I have previously commented on the complexity of forces at play here. Also worth investigating is The Healthy, Hunger Free Kids Act, which received rare bipartisan support, was signed by President Obama in Dec. 2010, and is being rolled out this academic year across the country. Below is another great graphic from Peter Kim, et al, followed by additional info on the law's implementation:
So what does the Act actually do?
Improves Nutrition and Focuses on Reducing Childhood Obesity
- Gives USDA the authority to set nutritional standards for all foods regularly sold in schools during the school day, including vending machines, the “a la carte” lunch lines, and school stores.
- Provides additional funding to schools that meet updated nutritional standards for federally-subsidized lunches.
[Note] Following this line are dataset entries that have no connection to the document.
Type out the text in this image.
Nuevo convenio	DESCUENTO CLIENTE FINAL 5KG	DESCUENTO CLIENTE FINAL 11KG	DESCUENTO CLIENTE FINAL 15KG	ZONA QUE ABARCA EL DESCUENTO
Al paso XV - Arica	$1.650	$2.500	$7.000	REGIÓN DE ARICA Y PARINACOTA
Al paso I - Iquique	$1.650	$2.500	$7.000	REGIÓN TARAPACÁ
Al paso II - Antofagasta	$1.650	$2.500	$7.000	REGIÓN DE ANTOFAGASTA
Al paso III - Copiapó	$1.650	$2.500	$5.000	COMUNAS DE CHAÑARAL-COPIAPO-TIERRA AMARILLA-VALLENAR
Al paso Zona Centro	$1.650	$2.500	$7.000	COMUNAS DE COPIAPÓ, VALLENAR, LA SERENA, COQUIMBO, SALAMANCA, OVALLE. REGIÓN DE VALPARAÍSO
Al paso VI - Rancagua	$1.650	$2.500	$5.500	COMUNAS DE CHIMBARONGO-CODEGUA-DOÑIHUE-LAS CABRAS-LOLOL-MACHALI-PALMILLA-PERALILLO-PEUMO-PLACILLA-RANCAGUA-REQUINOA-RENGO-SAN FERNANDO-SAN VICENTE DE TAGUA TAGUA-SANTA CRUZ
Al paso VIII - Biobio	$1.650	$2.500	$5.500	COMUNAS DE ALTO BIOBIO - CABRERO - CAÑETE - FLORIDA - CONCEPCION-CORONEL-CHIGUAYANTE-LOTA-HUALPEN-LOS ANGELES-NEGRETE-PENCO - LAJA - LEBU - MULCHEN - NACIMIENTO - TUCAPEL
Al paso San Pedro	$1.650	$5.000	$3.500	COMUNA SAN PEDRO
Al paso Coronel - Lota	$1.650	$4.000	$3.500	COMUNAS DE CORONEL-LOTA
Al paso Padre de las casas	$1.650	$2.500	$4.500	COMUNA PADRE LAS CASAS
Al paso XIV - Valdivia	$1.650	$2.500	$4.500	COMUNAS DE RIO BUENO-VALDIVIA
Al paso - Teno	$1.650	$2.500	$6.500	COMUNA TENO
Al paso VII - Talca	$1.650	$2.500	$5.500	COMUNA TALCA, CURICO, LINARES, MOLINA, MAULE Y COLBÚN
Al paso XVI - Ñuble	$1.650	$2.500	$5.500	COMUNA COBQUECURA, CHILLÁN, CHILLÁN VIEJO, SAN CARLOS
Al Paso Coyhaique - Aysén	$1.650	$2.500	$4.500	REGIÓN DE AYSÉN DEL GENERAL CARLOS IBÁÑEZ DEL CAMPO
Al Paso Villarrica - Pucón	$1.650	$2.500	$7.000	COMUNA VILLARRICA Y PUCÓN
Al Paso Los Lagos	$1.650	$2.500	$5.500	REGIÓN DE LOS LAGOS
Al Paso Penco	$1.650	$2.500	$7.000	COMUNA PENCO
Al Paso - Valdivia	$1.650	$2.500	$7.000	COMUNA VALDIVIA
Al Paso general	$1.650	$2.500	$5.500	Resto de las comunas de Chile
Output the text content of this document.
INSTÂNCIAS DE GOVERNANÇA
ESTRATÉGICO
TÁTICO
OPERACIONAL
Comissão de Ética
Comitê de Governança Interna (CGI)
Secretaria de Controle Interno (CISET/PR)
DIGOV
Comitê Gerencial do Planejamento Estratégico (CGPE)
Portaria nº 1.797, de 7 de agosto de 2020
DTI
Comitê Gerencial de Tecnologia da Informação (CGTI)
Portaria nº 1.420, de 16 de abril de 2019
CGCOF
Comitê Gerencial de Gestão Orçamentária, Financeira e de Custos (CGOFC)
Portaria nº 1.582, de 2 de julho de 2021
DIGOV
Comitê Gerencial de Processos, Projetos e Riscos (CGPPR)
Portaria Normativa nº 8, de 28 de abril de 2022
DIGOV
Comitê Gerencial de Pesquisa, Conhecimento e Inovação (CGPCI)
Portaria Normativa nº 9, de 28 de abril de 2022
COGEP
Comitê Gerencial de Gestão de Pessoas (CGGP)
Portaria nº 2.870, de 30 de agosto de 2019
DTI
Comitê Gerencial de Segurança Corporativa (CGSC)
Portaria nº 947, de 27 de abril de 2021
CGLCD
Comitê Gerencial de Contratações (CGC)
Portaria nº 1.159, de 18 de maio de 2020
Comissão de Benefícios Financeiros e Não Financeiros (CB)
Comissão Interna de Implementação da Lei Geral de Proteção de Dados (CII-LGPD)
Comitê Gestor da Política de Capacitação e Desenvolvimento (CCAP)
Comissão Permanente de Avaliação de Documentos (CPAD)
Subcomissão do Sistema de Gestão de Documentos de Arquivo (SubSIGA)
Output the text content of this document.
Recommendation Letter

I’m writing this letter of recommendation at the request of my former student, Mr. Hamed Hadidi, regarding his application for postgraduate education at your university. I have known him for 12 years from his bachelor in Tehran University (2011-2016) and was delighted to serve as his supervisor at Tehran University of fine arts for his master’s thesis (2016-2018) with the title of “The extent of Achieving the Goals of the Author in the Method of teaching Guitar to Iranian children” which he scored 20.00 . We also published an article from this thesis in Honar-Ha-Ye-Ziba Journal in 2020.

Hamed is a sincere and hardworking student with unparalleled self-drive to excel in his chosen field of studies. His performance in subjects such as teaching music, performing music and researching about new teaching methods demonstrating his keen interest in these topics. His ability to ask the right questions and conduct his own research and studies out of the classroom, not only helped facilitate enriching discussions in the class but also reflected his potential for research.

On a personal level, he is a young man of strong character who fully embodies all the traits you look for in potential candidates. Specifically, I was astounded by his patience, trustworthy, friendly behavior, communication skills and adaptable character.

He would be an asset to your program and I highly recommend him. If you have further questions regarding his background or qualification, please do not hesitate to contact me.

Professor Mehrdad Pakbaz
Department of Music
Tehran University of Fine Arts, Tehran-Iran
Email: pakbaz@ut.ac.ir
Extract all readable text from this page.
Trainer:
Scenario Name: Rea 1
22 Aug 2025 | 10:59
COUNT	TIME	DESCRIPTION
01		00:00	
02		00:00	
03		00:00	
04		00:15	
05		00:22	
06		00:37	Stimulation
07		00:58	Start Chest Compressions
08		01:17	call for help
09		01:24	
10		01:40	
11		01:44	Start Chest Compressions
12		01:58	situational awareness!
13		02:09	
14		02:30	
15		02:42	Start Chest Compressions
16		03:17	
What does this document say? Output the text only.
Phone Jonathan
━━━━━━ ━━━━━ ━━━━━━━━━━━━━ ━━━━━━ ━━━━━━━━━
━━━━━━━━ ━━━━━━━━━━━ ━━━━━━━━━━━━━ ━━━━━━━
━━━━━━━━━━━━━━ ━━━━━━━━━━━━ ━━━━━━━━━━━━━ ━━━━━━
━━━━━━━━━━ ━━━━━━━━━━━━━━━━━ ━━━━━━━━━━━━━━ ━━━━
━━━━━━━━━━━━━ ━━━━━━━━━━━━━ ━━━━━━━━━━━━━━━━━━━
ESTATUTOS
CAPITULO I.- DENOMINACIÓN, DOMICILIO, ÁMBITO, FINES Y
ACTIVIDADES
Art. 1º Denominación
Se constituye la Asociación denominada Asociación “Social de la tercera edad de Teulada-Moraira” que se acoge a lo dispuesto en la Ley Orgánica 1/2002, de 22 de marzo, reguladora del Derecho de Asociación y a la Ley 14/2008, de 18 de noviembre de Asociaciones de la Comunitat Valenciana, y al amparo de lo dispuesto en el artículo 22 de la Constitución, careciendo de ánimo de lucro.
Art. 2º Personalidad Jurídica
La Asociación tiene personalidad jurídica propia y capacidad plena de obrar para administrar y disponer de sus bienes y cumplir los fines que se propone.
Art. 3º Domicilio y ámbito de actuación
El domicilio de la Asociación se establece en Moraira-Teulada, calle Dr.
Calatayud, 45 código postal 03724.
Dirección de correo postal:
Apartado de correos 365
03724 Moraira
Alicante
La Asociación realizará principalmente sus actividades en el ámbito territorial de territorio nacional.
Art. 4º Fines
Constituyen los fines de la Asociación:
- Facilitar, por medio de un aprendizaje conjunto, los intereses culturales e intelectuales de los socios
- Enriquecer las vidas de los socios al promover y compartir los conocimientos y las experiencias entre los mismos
This is an historic investment, the first real reimbursement rate increase in over 30 years.
- Helps communities establish local farm to school networks, create school gardens, and ensures that more local foods are used in the school setting.
- Builds on USDA work to improve nutritional quality of commodity foods that schools receive from USDA and use in their breakfast and lunch programs.
- Expands access to drinking water in schools, particularly during meal times.
- Sets basic standards for school wellness policies including goals for nutrition promotion and education and physical activity, while still permitting local flexibility to tailor the policies to their particular needs.
- Promotes nutrition and wellness in child care settings through the federally-subsidized Child and Adult Care Food Program.
- Expands support for breastfeeding through the WIC program.
- Increases the number of eligible children enrolled in school meal programs by approximately 115,000 students by using Medicaid data to directly certify children who meet income requirements.
- Helps certify an average additional 4,500 students per year to receive school meals by setting benchmarks for states to improve the certification process.
- Allows more universal meal access for eligible students in high poverty communities by eliminating paper applications and using census data to determine school-wide income eligibility.
- Expands USDA authority to support meals served to at-risk children in afterschool programs.
- Requires school districts to be audited every three years to improve compliance with nutritional standards.
- Requires schools to make information more readily available to parents about the nutritional quality of meals.
- Includes provisions to ensure the safety of school foods like improving recall procedures and extending hazard analysis and food safety requirements for school meals throughout the campus.
- Provides training and technical assistance for school food service providers.